If `use_wandb` is enabled in the configuration, the environment logs detailed metrics and proof attempts to Weights & Biases, providing insights into the training and evaluation process.

### Example WandB Run

You can find an example of a public WandB run generated by executing the `process` command here:
`[Link to your public WandB run]` (Replace this with an actual link after running the environment).

### Custom Metrics

In addition to the standard metrics logged by the `BaseEnv`, the `LeanEnv` adds the following custom metrics:

*   **`train/batch_avg_percent_compiled`**: (Logged during training steps) This metric shows the moving average percentage of successfully compiled Lean proofs within recent training batches.
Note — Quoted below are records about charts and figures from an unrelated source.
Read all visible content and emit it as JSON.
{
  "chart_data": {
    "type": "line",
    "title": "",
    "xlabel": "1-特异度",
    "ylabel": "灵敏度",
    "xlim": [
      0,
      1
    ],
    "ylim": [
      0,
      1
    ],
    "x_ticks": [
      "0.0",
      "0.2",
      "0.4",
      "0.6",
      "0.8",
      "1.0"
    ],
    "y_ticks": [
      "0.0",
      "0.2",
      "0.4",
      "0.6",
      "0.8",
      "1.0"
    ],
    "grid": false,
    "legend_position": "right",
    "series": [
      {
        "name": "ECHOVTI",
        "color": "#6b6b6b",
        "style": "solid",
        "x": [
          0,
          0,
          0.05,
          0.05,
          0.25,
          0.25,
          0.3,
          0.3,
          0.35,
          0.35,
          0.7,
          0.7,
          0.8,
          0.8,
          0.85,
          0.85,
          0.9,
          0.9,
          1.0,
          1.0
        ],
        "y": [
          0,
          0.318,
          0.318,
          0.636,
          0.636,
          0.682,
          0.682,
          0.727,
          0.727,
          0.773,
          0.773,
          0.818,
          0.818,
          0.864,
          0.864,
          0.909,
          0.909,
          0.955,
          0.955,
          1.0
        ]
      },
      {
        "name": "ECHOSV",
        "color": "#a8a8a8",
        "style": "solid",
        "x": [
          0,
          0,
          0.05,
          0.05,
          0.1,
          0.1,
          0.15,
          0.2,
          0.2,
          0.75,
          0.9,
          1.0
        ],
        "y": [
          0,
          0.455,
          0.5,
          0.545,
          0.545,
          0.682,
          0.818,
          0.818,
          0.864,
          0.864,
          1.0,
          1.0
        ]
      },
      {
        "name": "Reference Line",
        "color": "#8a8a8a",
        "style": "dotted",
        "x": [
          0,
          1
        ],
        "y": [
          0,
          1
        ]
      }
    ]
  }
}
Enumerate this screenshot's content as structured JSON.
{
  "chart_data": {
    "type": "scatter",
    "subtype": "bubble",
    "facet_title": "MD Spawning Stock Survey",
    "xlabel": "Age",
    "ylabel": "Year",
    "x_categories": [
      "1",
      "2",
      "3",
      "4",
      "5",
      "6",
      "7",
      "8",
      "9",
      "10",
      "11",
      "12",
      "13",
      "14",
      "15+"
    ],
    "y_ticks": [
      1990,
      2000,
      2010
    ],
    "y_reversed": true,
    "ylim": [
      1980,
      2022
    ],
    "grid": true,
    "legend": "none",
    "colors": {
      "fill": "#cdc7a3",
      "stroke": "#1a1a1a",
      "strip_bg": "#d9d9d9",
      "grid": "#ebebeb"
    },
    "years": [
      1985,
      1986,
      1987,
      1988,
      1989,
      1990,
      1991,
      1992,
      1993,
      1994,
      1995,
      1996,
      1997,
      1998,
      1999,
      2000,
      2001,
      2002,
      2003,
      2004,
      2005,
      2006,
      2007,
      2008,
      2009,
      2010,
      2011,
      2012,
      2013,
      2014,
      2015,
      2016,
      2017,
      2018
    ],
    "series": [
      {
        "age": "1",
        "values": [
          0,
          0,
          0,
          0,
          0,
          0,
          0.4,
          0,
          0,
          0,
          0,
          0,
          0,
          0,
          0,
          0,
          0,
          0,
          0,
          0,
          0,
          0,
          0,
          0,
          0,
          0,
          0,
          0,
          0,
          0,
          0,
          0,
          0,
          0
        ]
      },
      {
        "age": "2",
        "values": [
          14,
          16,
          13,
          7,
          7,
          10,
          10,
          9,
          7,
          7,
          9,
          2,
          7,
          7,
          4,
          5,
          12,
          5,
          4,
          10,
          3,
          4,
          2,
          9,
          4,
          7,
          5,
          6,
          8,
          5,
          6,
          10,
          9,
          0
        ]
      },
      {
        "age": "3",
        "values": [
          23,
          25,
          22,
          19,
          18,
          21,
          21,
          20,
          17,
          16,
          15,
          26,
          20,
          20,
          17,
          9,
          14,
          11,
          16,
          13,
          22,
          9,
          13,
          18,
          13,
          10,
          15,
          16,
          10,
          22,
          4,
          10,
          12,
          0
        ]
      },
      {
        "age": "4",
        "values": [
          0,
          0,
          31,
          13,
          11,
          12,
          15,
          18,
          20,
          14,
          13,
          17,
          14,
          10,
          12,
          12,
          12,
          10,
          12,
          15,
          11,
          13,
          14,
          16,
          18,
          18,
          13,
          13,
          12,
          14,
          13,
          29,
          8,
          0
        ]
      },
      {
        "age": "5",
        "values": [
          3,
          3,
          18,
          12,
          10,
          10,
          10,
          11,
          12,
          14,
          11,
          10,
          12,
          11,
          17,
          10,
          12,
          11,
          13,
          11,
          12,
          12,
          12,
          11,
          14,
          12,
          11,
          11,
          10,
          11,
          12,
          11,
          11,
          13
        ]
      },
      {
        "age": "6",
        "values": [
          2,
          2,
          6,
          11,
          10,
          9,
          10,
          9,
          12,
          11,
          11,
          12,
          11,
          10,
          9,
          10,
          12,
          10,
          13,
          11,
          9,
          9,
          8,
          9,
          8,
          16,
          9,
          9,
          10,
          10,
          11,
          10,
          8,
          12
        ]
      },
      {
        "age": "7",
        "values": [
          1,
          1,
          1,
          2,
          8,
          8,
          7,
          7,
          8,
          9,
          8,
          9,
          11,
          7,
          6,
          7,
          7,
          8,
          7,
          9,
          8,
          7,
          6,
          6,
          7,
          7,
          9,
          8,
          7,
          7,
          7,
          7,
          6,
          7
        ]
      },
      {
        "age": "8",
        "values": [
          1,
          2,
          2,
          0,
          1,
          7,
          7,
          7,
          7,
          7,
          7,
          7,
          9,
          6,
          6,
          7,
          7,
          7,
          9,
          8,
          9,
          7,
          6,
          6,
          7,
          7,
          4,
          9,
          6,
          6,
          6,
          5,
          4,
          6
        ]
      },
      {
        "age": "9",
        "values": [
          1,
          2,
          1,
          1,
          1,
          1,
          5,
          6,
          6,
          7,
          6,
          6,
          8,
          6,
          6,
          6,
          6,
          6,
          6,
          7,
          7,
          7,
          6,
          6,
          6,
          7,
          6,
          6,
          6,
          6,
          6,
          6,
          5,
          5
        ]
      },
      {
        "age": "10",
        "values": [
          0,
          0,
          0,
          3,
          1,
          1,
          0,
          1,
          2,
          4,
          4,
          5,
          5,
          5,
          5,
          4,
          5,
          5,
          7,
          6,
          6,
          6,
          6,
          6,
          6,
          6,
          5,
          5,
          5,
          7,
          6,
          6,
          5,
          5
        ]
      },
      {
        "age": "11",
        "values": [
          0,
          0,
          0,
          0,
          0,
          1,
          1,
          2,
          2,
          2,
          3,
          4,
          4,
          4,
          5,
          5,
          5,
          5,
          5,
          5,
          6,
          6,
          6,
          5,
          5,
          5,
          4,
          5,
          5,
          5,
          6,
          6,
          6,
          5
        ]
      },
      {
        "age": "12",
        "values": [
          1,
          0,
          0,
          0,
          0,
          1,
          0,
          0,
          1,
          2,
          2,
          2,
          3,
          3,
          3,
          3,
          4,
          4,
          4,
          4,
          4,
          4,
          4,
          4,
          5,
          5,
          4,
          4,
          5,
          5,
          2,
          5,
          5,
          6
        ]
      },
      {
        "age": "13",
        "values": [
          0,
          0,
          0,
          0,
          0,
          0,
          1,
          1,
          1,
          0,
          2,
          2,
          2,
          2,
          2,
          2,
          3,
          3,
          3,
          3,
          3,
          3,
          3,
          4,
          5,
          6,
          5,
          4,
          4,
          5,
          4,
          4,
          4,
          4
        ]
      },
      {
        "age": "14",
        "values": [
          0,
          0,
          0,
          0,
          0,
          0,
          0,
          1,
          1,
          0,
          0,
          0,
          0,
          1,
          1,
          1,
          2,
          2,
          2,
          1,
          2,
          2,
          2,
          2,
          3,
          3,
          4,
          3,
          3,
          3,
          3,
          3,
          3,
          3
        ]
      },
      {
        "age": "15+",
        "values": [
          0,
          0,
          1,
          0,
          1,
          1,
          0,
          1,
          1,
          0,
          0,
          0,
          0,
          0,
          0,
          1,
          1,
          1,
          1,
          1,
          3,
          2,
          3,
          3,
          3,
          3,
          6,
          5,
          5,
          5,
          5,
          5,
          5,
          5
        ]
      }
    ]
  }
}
It provides a signal of how well the model is learning to generate valid proofs during the training process.
*   **`eval/percent_compiled`**: (Logged during evaluation steps) This metric reports the percentage of Lean problems from the test set for which the LLM generated a successfully compiled proof. It is a key indicator of the model's generalization performance on unseen problems.
*   **`train/lean_proof_attempts` (wandb.Table)**: (Logged during training steps, if `num_rollouts_to_keep > 0`) This is a `wandb.Table` that provides a detailed log of individual proof attempts. Each row in the table corresponds to one attempt and includes:
    *   **Problem Statement**: The original Lean theorem statement (with `sorry`).
    *   **Generated Proof**: The proof block generated by the LLM.
    *   **Score**: The reward assigned to the proof attempt (1.0 for compilation, -1.0 for failure).
    *   **Compilation Status**: A message indicating whether the proof compiled successfully or the error encountered.

These metrics are crucial for understanding the model's progress in learning to generate correct and efficient Lean proofs. The detailed table of attempts allows for qualitative analysis of the model's outputs.